Located on Via degli Atlantici, about a hundred meters from the river and more or less two kilometers from the sea, the tower was originally designed to be at a distance of 50 m from the coast line.

It is a truncated pyramid with an octagonal base, 18 m high and with a perimeter of 96 m; these are rather peculiar characteristics for a coastal tower, as they were normally circular or quadrangular in shape (such as the Tower of Palidoro in Fiumicino) and smaller in size. The building is surrounded by a moat.

The tower is spread over three floors. The basement is divided into 8 non-communicating rooms, used as warehouses for artillery pieces and ammunition and occasionally as temporary prisons, while a drain for rainwater runs in the center of the floor; the first floor is also divided into 8 rooms, which provided accommodation for the castellan and customs officers; finally, the top floor is occupied by the place-of-arms, showing a peculiar floor that slopes toward the center of the tower, so that the hits of the catapults, especially the torched ones, caused less damage. At the center of the tower there is a cavaedium with a diameter of 5.6 m, overlooked by the internal windows which, in the original project, were the only source of light for the interiors.

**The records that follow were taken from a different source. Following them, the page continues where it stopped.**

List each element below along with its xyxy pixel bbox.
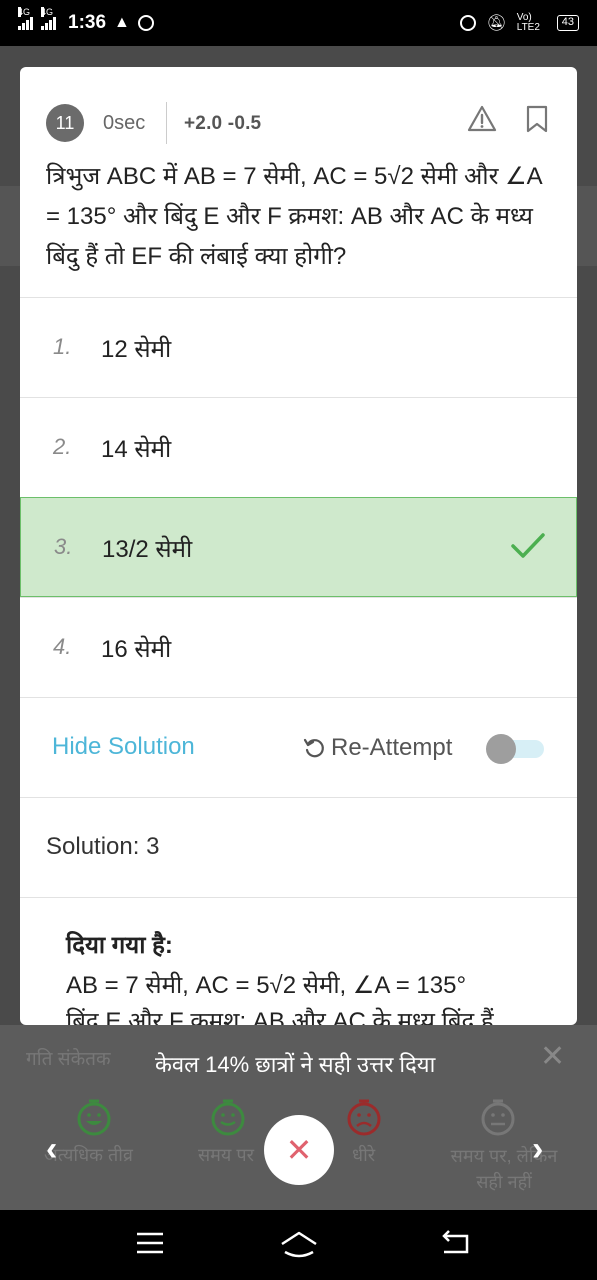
battery-icon: 43: [556, 15, 579, 31]
neutral-face-icon: [481, 1099, 515, 1136]
question-number: 11: [46, 104, 84, 142]
close-icon: ✕: [285, 1132, 313, 1168]
mute-icon: 🔕︎: [486, 15, 507, 32]
signal-icon: 4G: [18, 7, 33, 30]
option-number: 1.: [53, 334, 72, 359]
question-marks: +2.0 -0.5: [184, 113, 262, 134]
solution-body: दिया गया है: AB = 7 सेमी, AC = 5√2 सेमी,…: [20, 897, 577, 1025]
solution-line: AB = 7 सेमी, AC = 5√2 सेमी, ∠A = 135°: [66, 972, 467, 999]
hide-solution-button[interactable]: Hide Solution: [52, 733, 195, 761]
back-icon[interactable]: [440, 1230, 470, 1256]
question-card: 11 0sec +2.0 -0.5 त्रिभुज ABC में AB = 7…: [20, 67, 577, 1025]
menu-icon[interactable]: [136, 1230, 164, 1256]
system-nav-bar: [0, 1210, 597, 1280]
notification-icon: ▲: [114, 14, 130, 31]
reattempt-label: Re-Attempt: [331, 734, 453, 761]
option-text: 16 सेमी: [101, 636, 172, 663]
reattempt-toggle[interactable]: [486, 734, 546, 764]
check-icon: [511, 533, 545, 558]
volte-label: Vo) LTE2: [516, 12, 540, 33]
close-fab-button[interactable]: ✕: [264, 1115, 334, 1185]
speed-label: समय पर: [198, 1145, 254, 1165]
home-icon[interactable]: [280, 1230, 318, 1260]
solution-header: Solution: 3: [20, 797, 577, 897]
fast-face-icon: [77, 1099, 111, 1136]
speed-label: समय पर, लेकिन सही नहीं: [450, 1146, 558, 1192]
option-number: 3.: [54, 534, 73, 559]
status-right: 🔕︎ Vo) LTE2 43: [460, 13, 579, 33]
header-divider: [166, 102, 167, 144]
option-2[interactable]: 2. 14 सेमी: [20, 397, 577, 497]
speed-label: अत्यधिक तीव्र: [44, 1145, 133, 1165]
reattempt-button[interactable]: Re-Attempt: [303, 734, 452, 762]
signal-icon-2: 4G: [41, 7, 56, 30]
status-left: 4G 4G 1:36 ▲: [18, 7, 154, 34]
option-text: 12 सेमी: [101, 336, 172, 363]
app-icon: [137, 15, 154, 31]
toggle-knob: [486, 734, 516, 764]
solution-line: बिंदु E और F क्रमश: AB और AC के मध्य बिं…: [66, 1008, 494, 1025]
option-number: 2.: [53, 434, 72, 459]
speed-label: धीरे: [352, 1145, 376, 1165]
solution-actions: Hide Solution Re-Attempt: [20, 697, 577, 797]
option-3-correct[interactable]: 3. 13/2 सेमी: [20, 497, 577, 597]
ontime-face-icon: [211, 1099, 245, 1136]
previous-arrow-icon[interactable]: ‹: [46, 1130, 57, 1169]
option-text: 14 सेमी: [101, 436, 172, 463]
bookmark-icon[interactable]: [525, 105, 549, 133]
status-bar: 4G 4G 1:36 ▲ 🔕︎ Vo) LTE2 43: [0, 0, 597, 46]
solution-title: Solution: 3: [46, 833, 160, 860]
option-text: 13/2 सेमी: [102, 536, 193, 563]
option-number: 4.: [53, 634, 72, 659]
next-arrow-icon[interactable]: ›: [532, 1130, 543, 1169]
solution-given: दिया गया है:: [66, 932, 173, 959]
slow-face-icon: [347, 1099, 381, 1136]
options-list: 1. 12 सेमी 2. 14 सेमी 3. 13/2 सेमी 4. 16…: [20, 297, 577, 1025]
option-4[interactable]: 4. 16 सेमी: [20, 597, 577, 697]
close-icon[interactable]: ✕: [540, 1039, 565, 1074]
reattempt-icon: [303, 738, 324, 758]
question-timer: 0sec: [103, 112, 146, 134]
stats-message: केवल 14% छात्रों ने सही उत्तर दिया: [155, 1052, 436, 1077]
question-text: त्रिभुज ABC में AB = 7 सेमी, AC = 5√2 से…: [46, 163, 542, 270]
clock: 1:36: [68, 12, 107, 33]
warning-icon[interactable]: [467, 104, 497, 134]
speed-indicator-label: गति संकेतक: [26, 1049, 111, 1070]
alarm-icon: [460, 15, 477, 31]
option-1[interactable]: 1. 12 सेमी: [20, 297, 577, 397]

A concrete lighthouse, not included in the project by Michelangelo, rises on the top, in a decentralized position.

The doorway, the only wooden element, is raised about 4 m from the ground and was initially accessible via a drawbridge, then replaced by a fixed bridge already in place at the time of Guglielmotti's visit in 19th century.
Above it there is an inscription on marble bearing the year of completion and the reasons for the construction, as well as the family crest of Pope Pius V.